当毫秒-纳秒组合脉冲激光辐照熔石英致其温度超过自身熔点,靶材会发生熔融相变物理现象,不包含熔融相变和包含熔融相变的热传导方程可分别写为:
$$\begin{split} frac\partial T\left( {r,{\textit{z}},t} \right)\partial t =& \frac{k}{{\rho c}}\left( {\frac{{{\partial ^2}T\left( {r,{\textit{z}},t} \right)}}{{\partial {r^2}}} + \frac{1}{r}\frac{{\partial T\left( {r,{\textit{z}},t} \right)}}{{\partial r}} + } \right.\\ & \left. {\frac{{{\partial ^2}T\left( {r,{\textit{z}},t} \right)}}{{\partial {{\textit{z}}^2}}} + \frac{{q\left( {r,{\textit{z}},t} \right)}}{k}} \right) \end{split} $$ (1) $$ \begin{split} \frac{{\partial T\left( {r,{\textit{z}},t} \right)}}{{\partial t}} = &\frac{k}{{\rho c}}\left( {\frac{{{\partial ^2}T\left( {r,{\textit{z}},t} \right)}}{{\partial {r^2}}} + \frac{1}{r}\frac{{\partial T\left( {r,{\textit{z}},t} \right)}}{{\partial r}} + } \right.\\ & \left. {\frac{{{\partial ^2}T\left( {r,{\textit{z}},t} \right)}}{{\partial {{\textit{z}}^2}}} + \frac{{\rho c}}{k}L\frac{{\partial {f_s}}}{{\partial t}} + \frac{{q\left( {r,{\textit{z}},t} \right)}}{k}} \right) \end{split} $$ (2) 式中:T(r, z, t)表示在时间t时的温度分布;ρ、c和k分别表示熔石英的密度、比热容和热传导系数;fs和L分别表示材料的固相率和熔融相变潜热。

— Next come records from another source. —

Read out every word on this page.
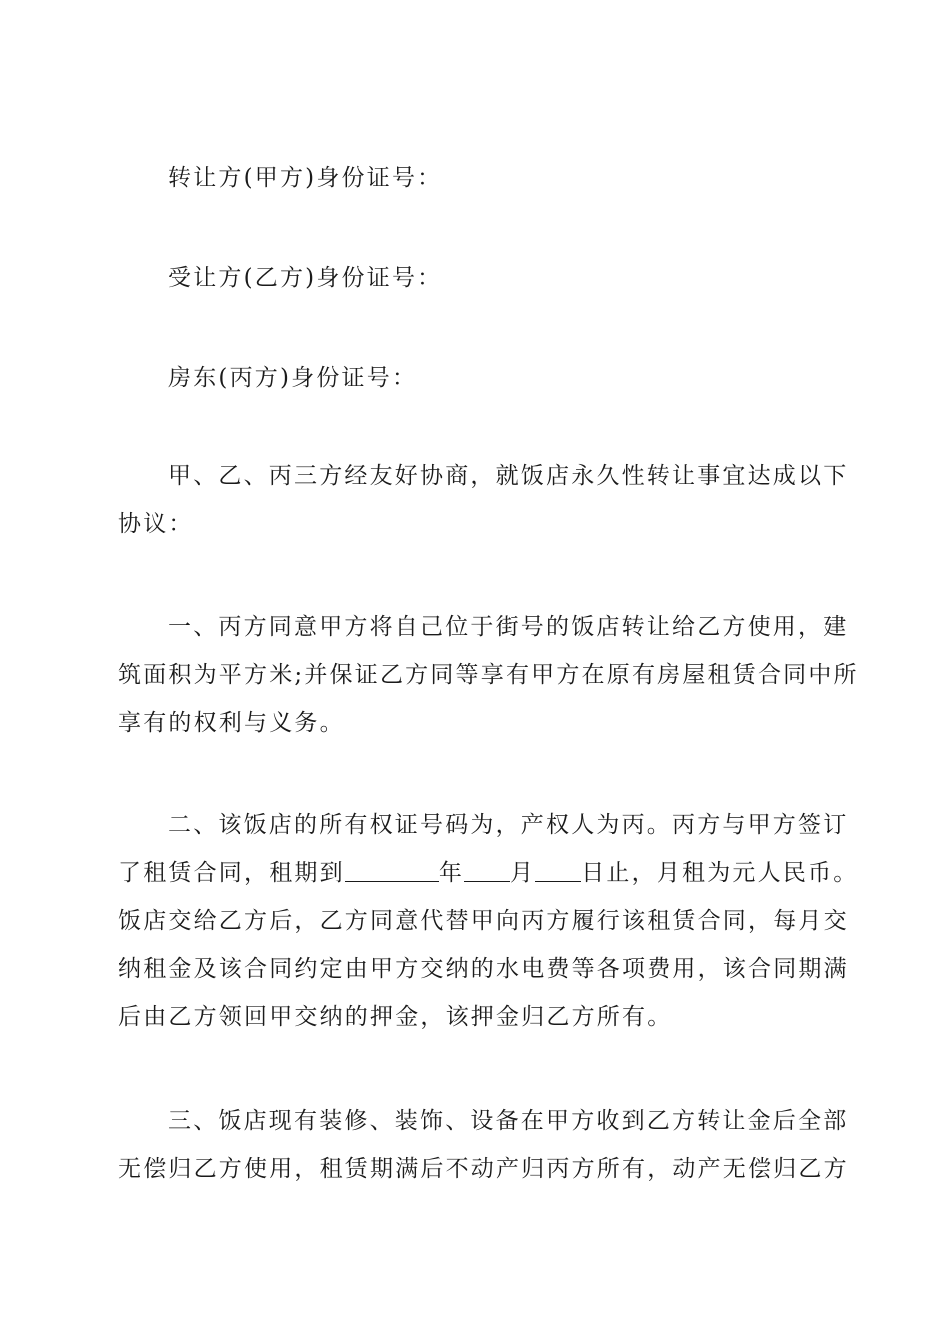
转让方(甲方)身份证号：
受让方(乙方)身份证号：
房东(丙方)身份证号：
甲、乙、丙三方经友好协商，就饭店永久性转让事宜达成以下
协议：
一、丙方同意甲方将自己位于街号的饭店转让给乙方使用，建
筑面积为平方米;并保证乙方同等享有甲方在原有房屋租赁合同中所
享有的权利与义务。
二、该饭店的所有权证号码为，产权人为丙。丙方与甲方签订
了租赁合同，租期到	年 月 日止，月租为元人民币。
饭店交给乙方后，乙方同意代替甲向丙方履行该租赁合同，每月交
纳租金及该合同约定由甲方交纳的水电费等各项费用，该合同期满
后由乙方领回甲交纳的押金，该押金归乙方所有。
三、饭店现有装修、装饰、设备在甲方收到乙方转让金后全部
无偿归乙方使用，租赁期满后不动产归丙方所有，动产无偿归乙方
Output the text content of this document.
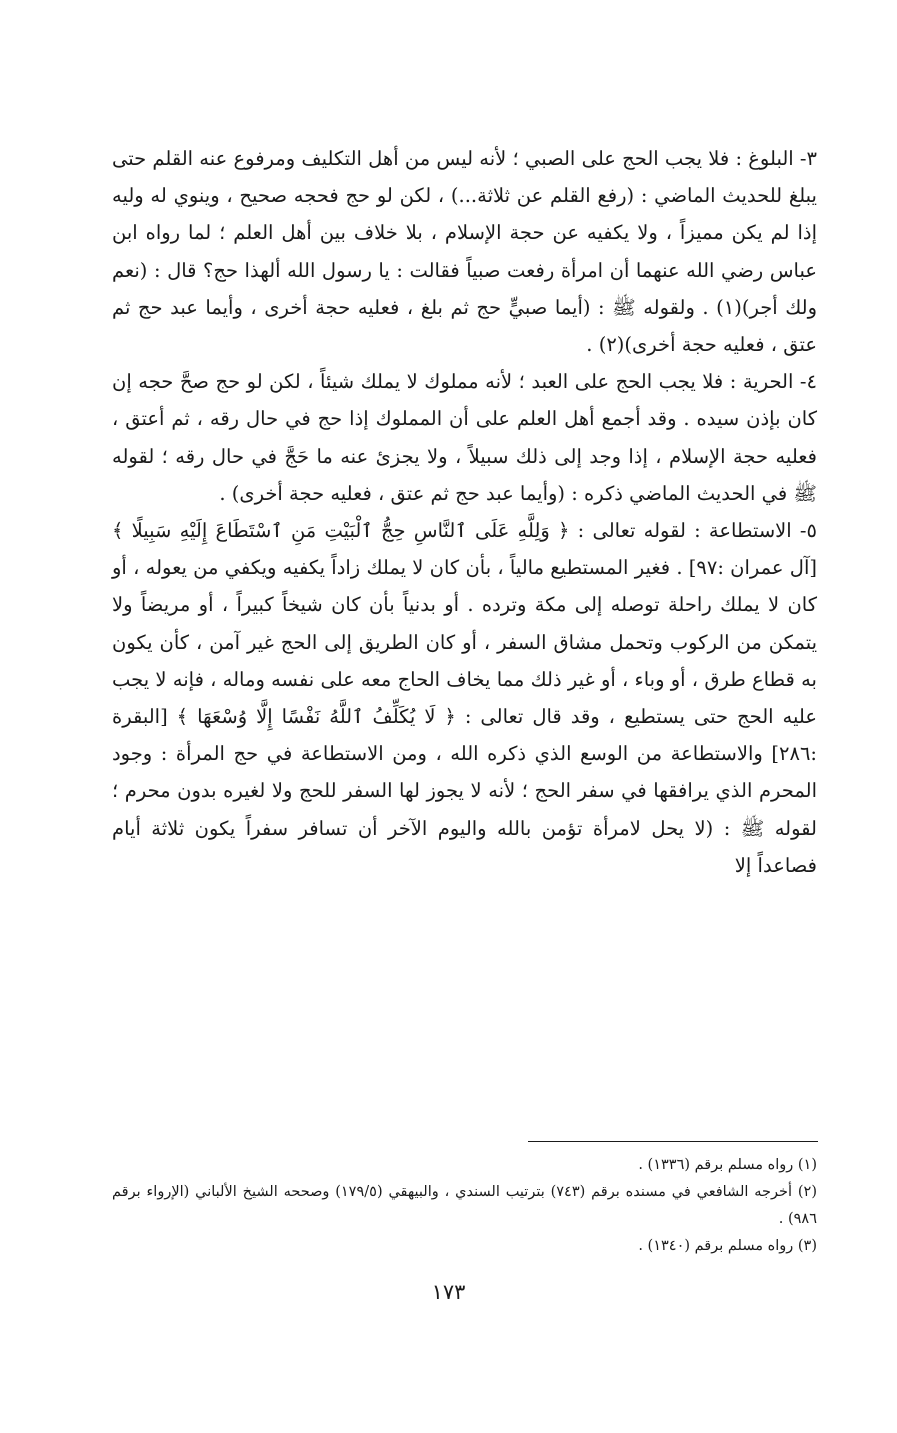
٣- البلوغ : فلا يجب الحج على الصبي ؛ لأنه ليس من أهل التكليف ومرفوع عنه القلم حتى يبلغ للحديث الماضي : (رفع القلم عن ثلاثة...) ، لكن لو حج فحجه صحيح ، وينوي له وليه إذا لم يكن مميزاً ، ولا يكفيه عن حجة الإسلام ، بلا خلاف بين أهل العلم ؛ لما رواه ابن عباس رضي الله عنهما أن امرأة رفعت صبياً فقالت : يا رسول الله ألهذا حج؟ قال : (نعم ولك أجر)(١) . ولقوله ﷺ : (أيما صبيٍّ حج ثم بلغ ، فعليه حجة أخرى ، وأيما عبد حج ثم عتق ، فعليه حجة أخرى)(٢) .

٤- الحرية : فلا يجب الحج على العبد ؛ لأنه مملوك لا يملك شيئاً ، لكن لو حج صحَّ حجه إن كان بإذن سيده . وقد أجمع أهل العلم على أن المملوك إذا حج في حال رقه ، ثم أعتق ، فعليه حجة الإسلام ، إذا وجد إلى ذلك سبيلاً ، ولا يجزئ عنه ما حَجَّ في حال رقه ؛ لقوله ﷺ في الحديث الماضي ذكره : (وأيما عبد حج ثم عتق ، فعليه حجة أخرى) .

٥- الاستطاعة : لقوله تعالى : ﴿ وَلِلَّهِ عَلَى ٱلنَّاسِ حِجُّ ٱلْبَيْتِ مَنِ ٱسْتَطَاعَ إِلَيْهِ سَبِيلًا ﴾ [آل عمران :٩٧] . فغير المستطيع مالياً ، بأن كان لا يملك زاداً يكفيه ويكفي من يعوله ، أو كان لا يملك راحلة توصله إلى مكة وترده . أو بدنياً بأن كان شيخاً كبيراً ، أو مريضاً ولا يتمكن من الركوب وتحمل مشاق السفر ، أو كان الطريق إلى الحج غير آمن ، كأن يكون به قطاع طرق ، أو وباء ، أو غير ذلك مما يخاف الحاج معه على نفسه وماله ، فإنه لا يجب عليه الحج حتى يستطيع ، وقد قال تعالى : ﴿ لَا يُكَلِّفُ ٱللَّهُ نَفْسًا إِلَّا وُسْعَهَا ﴾ [البقرة :٢٨٦] والاستطاعة من الوسع الذي ذكره الله ، ومن الاستطاعة في حج المرأة : وجود المحرم الذي يرافقها في سفر الحج ؛ لأنه لا يجوز لها السفر للحج ولا لغيره بدون محرم ؛ لقوله ﷺ : (لا يحل لامرأة تؤمن بالله واليوم الآخر أن تسافر سفراً يكون ثلاثة أيام فصاعداً إلا

(١) رواه مسلم برقم (١٣٣٦) .

(٢) أخرجه الشافعي في مسنده برقم (٧٤٣) بترتيب السندي ، والبيهقي (١٧٩/٥) وصححه الشيخ الألباني (الإرواء برقم ٩٨٦) .

(٣) رواه مسلم برقم (١٣٤٠) .

١٧٣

其中固相率对时间的导数可表示如下:
$$\frac{{\partial {f_s}}}{{\partial t}} = \frac{{\partial {f_s}}}{{\partial {T_i}}}\frac{{\partial T}}{{\partial t}}$$ (3) 当固相率fs=0时,熔石英的物理状态为液态;当固相率fs=1时,熔石英的物理状态为固态。由公式(3)可知,固相率对时间的导数为δ函数,该函数在熔石英的熔点附近会出现奇异性变化,这将导致材料计算求解过程中出现不收敛的情况,因此,将近似δ函数的e指数代替了公式(3)中固相率对时间的导数,具体表达式如下:
$$\frac{{\partial {f_s}}}{{\partial T}} = \frac{1}{{\sqrt \pi {\rm d}T}}\exp ( - {(T - {T_m})^2}/{\rm d}{T^2})$$ (4) 式中:Tm表示熔石英材料的熔点。当靶材发生熔融相变时,用等效比热容cp代替c,其二者关系可表示为:
$${c_p} = c - L\frac{{\partial {f_s}}}{{\partial T}}$$ (5) 在毫秒-纳秒组合脉冲激光与熔石英相互作用过程中,熔石英吸收激光能量的热源可表示为:
$$q(r,{\textit{z}},t) = {q_{\rm ms}} + {q_{\rm ns}}$$ (6) $$ \begin{split} q(r,{\textit{z}},t) =& \alpha \left( {1 - R} \right)m\left( {\textit{z}} \right)\left[ {{I_{\rm ms}}{f_{\rm ms}}\left( r \right){g_{\rm ms}}\left( t \right) + } \right.\\ & \left. {{I_{\rm ns}}{f_{\rm ns}}\left( r \right){g_{\rm ns}}\left( t \right)} \right] \end{split} $$ (7) $${f_{\rm ms}}(r) = \exp \left( - \frac{{2{r^2}}}{{{r_{^{\rm ms}}}^2}}\right)$$ (8) $${f_{\rm ns}}(r) = \exp \left( - \frac{{2{r^2}}}{{{r_{^{\rm ns}}}^2}}\right)$$ (9) 式中:q(r, z, t)为毫秒-纳秒组合激光热源;qms为毫秒激光热源;qns为纳秒激光热源;α为熔石英的吸收系数;R为熔石英的反射率;Ims和Ins分别为毫秒脉冲激光和纳秒脉冲激光的辐照中心能量密度;rms和rns分别为毫秒脉冲激光和纳秒脉冲激光的光斑半径;fms(r)和fns(r)分别为毫秒脉冲激光和纳秒脉冲激光的空间分布;r,z分别为轴对称坐标系中的径向和轴向位置。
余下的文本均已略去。